The RIIPL lab is a pioneering force in neuroimaging research housed within the Wake Forest University School of Medicine. Our lab research focus extends through diverse areas such as Diabetes, Dyslexia, Aging, Music, Brain Tumors, and Alzheimer's Disease, leveraging our expertise in:
- Medical 3D Printing to create anatomical models for surgical planning and education.
- Immersive Technologies including Virtual Reality (VR), Extended Reality (XR), and Spatial Computing to enhance diagnostic accuracy and therapeutic applications.
- Advanced Artificial Intelligence in medical imaging to improve the precision and speed of image analysis.
At RIIPL, we maintain a robust automated pipeline for both functional and structural image processing, supporting a broad range of scientific research and clinical studies. Our infrastructure ensures seamless management of extensive imaging datasets, aiding studies on Aging Dementia, Parkinson's Disease, traumatic brain injuries related to sports, and substance dependence.
Our team is a multidisciplinary collective of experts from Biomedical Engineering, Computer Science, Neuroradiology, and Medical Physics. We employ sophisticated analysis methods including:
- Diffusion Tensor and Kurtosis Imaging
- Neurite Orientation Dispersion and Density Imaging
- Resting-State BOLD Imaging
- Pseudo-Continuous Arterial Spin Labeling (pCASL) Imaging
- Susceptibility Weighted Imaging
The RIIPL lab is actively expanding its team and collaborations. We are currently accepting applications for graduate students and postdoctoral researchers, offering a select number of internships to undergraduate students over the summer. We welcome discussions with prospective collaborators from academia and industry who are eager to advance the frontiers of medical imaging.
- ASL - Arterial Spin Label MRI is a noninvasive method for measuring perfusion. Unlike traditional contrast-based methods, the method is completely non-invasive, it is repeatable, and provides quantitative measures of blood flow. The RIIPL lab is actively involved in technique development for ASL research and clinical applications.
- DTI - Diffusion Tensor Imaging uses MRI to measure the microscopic movement of water molecules. It provides measures of white matter axonal integrity and can be used in research studies of diseased and normal states, as well as for visualization of white matter tracts for clinical neurosurgical guidance.
- FMRI - Functional MRI uses changes in local blood oxygen content to identify areas in the brain involved in performance of specific tasks. Resting state fMRI can be used to identify underlying brain networks, as well as changes related to disease or state-based modification of brain connectivity.
- Structural MRI - Structural MRI analysis methods use high-resolution volumetric MRI data to identify differences in brain structure (e.g., grey matter, cortical thickness) between individuals or groups of subjects.
- MEG - Magnetoencephalography (MEG) is a non-invasive imaging technique that measures the magnetic fields produced by the electrical currents associated with neuronal function. It provides extremely high temporal resolution, and is complementary to structural and functional MRI methods. The RIIPL lab has developed a high-throughput fully automated MEG analysis pipeline for high density source-space analysis of resting state MEG data, incorporating a variety of head models, forward models, beamformers, and connectivity metrics.
- Machine Learning - Machine learning has emerged as a powerful method of performing spatial pattern analysis and data classification. The multivariate nature of these approaches allows them to take into consideration correlations present in the data, overcoming limitations of standard analytical approaches. The prediction capabilities of machine learning methods are ideal for many clinical applications.

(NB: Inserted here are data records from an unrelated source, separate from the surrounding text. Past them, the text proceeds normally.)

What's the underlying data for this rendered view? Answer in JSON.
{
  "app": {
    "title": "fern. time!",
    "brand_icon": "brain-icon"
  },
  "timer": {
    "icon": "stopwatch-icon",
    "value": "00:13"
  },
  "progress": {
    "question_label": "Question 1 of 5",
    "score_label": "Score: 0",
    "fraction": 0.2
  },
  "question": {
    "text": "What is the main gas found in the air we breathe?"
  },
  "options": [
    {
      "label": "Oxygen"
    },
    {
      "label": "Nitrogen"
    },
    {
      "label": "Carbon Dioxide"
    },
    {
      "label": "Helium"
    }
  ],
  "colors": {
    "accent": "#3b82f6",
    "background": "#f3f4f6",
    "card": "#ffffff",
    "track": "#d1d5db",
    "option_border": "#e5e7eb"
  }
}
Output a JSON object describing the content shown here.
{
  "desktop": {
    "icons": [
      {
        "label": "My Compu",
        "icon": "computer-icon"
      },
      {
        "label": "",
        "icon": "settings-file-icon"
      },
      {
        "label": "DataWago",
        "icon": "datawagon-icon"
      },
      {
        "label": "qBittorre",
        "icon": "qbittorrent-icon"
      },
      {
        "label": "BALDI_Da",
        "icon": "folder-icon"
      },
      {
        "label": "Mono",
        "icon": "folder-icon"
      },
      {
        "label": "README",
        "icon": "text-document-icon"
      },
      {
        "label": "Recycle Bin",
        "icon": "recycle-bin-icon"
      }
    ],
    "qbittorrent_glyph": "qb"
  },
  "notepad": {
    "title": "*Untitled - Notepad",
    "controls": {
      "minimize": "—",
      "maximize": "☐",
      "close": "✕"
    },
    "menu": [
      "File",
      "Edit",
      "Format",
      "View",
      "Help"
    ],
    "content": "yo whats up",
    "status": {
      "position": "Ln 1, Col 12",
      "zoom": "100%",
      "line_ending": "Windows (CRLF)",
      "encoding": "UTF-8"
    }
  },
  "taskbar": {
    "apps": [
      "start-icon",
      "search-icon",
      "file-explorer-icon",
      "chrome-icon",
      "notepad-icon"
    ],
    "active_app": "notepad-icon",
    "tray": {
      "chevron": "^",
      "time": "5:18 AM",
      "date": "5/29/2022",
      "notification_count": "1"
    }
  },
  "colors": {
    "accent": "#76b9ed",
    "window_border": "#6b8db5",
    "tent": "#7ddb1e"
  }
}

- Network Analysis - Graph Theory based analysis of brain imaging data models the brain as a complex network represented as a collection of nodes and connecting edges. Nodes are typically defined as voxels (or regions of interest) in imaging space, and the edges are identified based on some connectivity measure between nodes (e.g. correlation coefficient). This framework allows the application of a variety of graph-theory based metrics to brain imaging data in order to identify and understand differences in brain connectivity between groups. While this has typically been applied to resting state fMRI data, graph theoretic methods can also be used with structural imaging data (e.g. DTI, as well as T1-weighted MRI).
2024
- Assessing Cerebrovascular Reactivity (CVR) in Rhesus Macaques (Macaca Mulatta) Using a Hypercapnic Challenge and Pseudo-Continuous Arterial Spin Labeling (pCASL).
Brendan J. Johnson, Megan E. Lipford, Richard A. Barcus, John D. Olson, George W. Schaaf, Rachel N. Andrews, Jeongchul Kim.
NeuroImage. 2024 January 1. doi:10.1016/j.neuroimage.2023.120491. https://doi.org/gtnpxs.
- Automated Extraction of Heart Rate Variability From Magnetoencephalography Signals.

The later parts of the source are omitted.